Dona Eulália tomou as providências para o velório de Solene. Reuniu algumas amigas e juntas fizeram uma corrente de orações, que se estendeu durante toda a noite. Letícia foi a única que, não suportando o cansaço do dia, adormeceu. Acordou pela manhã e, de súbito, veio nela uma vontade incontrolável de ir até o quintal. Era como se alguma força a levasse até a porta dos fundos da casa. Chegando lá, ficou encantada ao ver que no local onde costumava enterrar as flores, no intuito de escondê-las de dona Eulália, havia florescido um lindo jardim. O buraco na cerca, pelo qual costumava passar, estava fechado. Observou por uma fresta e viu o proprietário da casa vizinha no mesmo local onde havia visto Ivna no dia anterior. Resolveu então ir até lá. Chegando à frente da casa, notou que a placa de "aluga-se" não mais se encontrava lá. Foi até à porta: trimmm, trimmm...

— Bom dia, seu Osmar!

— Bom dia, Letícia. Soube o que aconteceu com sua mãe. Eu sinto muito!

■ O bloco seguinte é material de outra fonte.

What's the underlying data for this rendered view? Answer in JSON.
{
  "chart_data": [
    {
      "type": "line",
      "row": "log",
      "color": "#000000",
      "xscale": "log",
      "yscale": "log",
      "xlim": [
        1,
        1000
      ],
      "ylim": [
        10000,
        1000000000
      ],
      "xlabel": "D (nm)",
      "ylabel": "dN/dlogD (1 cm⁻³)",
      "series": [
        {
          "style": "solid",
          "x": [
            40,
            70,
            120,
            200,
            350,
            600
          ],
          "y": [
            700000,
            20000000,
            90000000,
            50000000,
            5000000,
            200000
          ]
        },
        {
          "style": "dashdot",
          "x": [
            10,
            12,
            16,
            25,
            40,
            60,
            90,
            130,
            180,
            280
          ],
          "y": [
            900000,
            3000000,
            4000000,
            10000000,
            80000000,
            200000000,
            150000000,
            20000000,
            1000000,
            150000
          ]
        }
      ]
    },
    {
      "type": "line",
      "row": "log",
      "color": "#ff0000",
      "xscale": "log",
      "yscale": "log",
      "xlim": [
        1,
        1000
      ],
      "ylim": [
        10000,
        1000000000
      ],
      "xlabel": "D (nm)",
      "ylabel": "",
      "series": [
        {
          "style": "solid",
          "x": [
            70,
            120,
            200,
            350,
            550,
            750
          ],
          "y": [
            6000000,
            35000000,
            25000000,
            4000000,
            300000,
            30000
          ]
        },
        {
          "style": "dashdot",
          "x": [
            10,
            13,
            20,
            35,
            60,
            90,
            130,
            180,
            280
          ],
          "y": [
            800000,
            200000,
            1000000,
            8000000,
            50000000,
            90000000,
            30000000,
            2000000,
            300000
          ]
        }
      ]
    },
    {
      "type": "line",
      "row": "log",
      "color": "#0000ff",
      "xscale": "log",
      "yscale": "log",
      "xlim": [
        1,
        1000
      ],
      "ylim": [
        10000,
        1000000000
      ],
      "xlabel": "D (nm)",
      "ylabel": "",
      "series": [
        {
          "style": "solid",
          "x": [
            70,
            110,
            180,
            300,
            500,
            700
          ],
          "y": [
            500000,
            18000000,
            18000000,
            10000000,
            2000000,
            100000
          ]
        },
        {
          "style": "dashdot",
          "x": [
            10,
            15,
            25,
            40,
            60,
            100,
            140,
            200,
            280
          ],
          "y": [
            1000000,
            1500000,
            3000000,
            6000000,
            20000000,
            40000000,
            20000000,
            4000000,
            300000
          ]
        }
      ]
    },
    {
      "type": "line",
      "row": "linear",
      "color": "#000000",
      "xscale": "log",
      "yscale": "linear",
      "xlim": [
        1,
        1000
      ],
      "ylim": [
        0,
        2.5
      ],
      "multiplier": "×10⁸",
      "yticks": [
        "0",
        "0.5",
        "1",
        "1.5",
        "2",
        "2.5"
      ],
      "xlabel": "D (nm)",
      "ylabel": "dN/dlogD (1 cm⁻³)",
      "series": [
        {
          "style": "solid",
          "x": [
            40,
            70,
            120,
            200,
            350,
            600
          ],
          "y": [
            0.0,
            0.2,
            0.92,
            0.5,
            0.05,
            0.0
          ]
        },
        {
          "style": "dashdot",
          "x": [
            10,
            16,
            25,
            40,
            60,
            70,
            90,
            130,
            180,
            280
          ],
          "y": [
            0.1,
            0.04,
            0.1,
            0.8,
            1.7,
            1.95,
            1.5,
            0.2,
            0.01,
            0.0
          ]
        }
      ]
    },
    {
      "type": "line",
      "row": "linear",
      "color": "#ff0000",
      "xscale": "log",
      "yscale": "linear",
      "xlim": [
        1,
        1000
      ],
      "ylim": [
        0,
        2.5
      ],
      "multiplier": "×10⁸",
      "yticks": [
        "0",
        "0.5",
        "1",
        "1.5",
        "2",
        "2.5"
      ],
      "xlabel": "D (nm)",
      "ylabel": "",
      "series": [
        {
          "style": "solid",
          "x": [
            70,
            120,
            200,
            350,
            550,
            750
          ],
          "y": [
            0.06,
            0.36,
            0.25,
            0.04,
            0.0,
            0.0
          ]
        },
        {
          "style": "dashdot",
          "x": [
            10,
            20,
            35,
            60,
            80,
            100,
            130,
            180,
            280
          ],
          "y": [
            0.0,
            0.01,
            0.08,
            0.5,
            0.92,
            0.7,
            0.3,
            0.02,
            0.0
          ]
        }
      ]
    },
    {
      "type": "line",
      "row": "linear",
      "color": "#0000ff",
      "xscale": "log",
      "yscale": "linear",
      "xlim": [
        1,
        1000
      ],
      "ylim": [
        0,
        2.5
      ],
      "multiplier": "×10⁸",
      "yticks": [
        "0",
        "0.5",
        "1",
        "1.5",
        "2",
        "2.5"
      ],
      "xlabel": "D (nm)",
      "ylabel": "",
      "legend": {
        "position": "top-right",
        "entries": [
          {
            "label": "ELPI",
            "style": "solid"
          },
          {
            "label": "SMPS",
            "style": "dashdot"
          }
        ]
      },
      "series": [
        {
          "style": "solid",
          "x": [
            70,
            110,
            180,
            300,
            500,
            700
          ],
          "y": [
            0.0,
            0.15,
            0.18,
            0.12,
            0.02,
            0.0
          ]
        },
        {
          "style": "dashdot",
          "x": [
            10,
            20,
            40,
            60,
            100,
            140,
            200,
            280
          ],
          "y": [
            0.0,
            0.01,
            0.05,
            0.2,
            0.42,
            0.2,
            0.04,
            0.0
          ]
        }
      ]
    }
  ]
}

— Obrigada! Está tudo bem, seu Osmar, a mamãe só descansou! O senhor poderia me dar uma informação?

— Claro, querida! O que você gostaria de saber?

— O senhor vendeu esta casa?

— Não! Não vendi! Acontece que, há mais de dois anos, ninguém me procura demonstrando interesse em comprá-la. Sendo assim, resolvi voltar a morar aqui. Serei novamente seu vizinho.

— Que bom, seu Osmar! Obrigada pela informação!

Letícia voltou para casa, colheu lindas flores em seu novo jardim e enfeitou toda a casa. A menina abraçou dona Eulália e disse-lhe o quanto a amava e que a considerava a mais verdadeira de todas as avós e que, a partir daquele momento, ela seria, também, sua mãe. Ouvindo essas palavras, dona Eulália, emocionada, olhou para Letícia com um lindo sorriso no rosto. Naquele sorriso, Letícia via uma beleza toda especial. Uma beleza que nasce do amor. A mesma beleza que teve a oportunidade de ver no rosto de Solene e no rosto de Ivna. Uma beleza só encontrada em um sorriso de mãe.